I know you’re no soldier, but I am in want of a trustworthy spy. ”
“It’s high time for another adventure.” Tom raised his glass to James. “I’d not miss the fetes in your honor, my dear Marquis.”
“I remain ever at your side as well,” Rollo said gravely.
"And what of you, MacColla?” Ewen asked. His brandy still sat untouched before him. “Do you still march with us?”
"No,” MacColla replied nonchalantly, picking at the meat in his teeth. “I head west, not south.”
Startled, James put his glass down hard. “This is unexpected, Alasdair.”
"Oho! My Christian name.” MacColla laughed. "I must be in your poor graces.” He pushed back his chair, the wood screeching loud against the stone-flagged floor. “Aye, James, ’tis true.” He kicked his crossed ankles onto the table with a small nod to Magda as if to beg pardon.
“’Twas a fight against the Campbell that I reckoned on, not a fight for the king, and that is the fight I shall continue to wage.
I’ll leave you some number of MacDonald swords, but I take the rest of my men west. To head south with you would be to put Clan Campbell at my back, and I’ll not be sated until the Highland sod is manured with the blood of all Campbells. ”
James was silent for a moment, holding MacColla’s gaze. "So, my friend,” he finally said, “farewell it shall be.” James raised his glass, and with a wistful smile added, “But first we drink together, to the destruction of an old enemy.”
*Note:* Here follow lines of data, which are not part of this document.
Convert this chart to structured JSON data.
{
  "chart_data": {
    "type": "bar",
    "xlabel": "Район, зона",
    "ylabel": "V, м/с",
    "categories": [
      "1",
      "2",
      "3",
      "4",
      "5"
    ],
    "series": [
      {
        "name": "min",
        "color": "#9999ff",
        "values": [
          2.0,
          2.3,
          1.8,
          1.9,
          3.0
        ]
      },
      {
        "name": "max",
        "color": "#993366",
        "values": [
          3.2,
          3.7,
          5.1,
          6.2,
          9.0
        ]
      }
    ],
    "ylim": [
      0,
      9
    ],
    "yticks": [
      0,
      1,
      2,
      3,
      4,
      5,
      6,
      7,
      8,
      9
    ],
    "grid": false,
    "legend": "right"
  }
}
"Aye.” A huge smile split MacColla’s face, and he downed his brandy in one gulp.
“And let’s not forget James,” Tom said. “To James, whose military prowess and superlative leadership dogged the Covenanters hither and yon throughout bonny Scotland.”
“Are you quite done, man?” Ewen glowered, holding his brandy impatiently.
“And may he finally reap the fruits of his battle cunning,” Rollo chimed in, over James’s amused protests.
“And journey safely south,” Tom added, “to hear the first of accolades that will be sung of him for generations to come.”
Even Ewen laughed then, the men suddenly giddy with drink and triumph.
Then James looked to Magda. She’d been sitting silently, turning the glass around and around on the table in front of her. She returned his gaze, anxiety chilling her green eyes, and the smile bled from his face.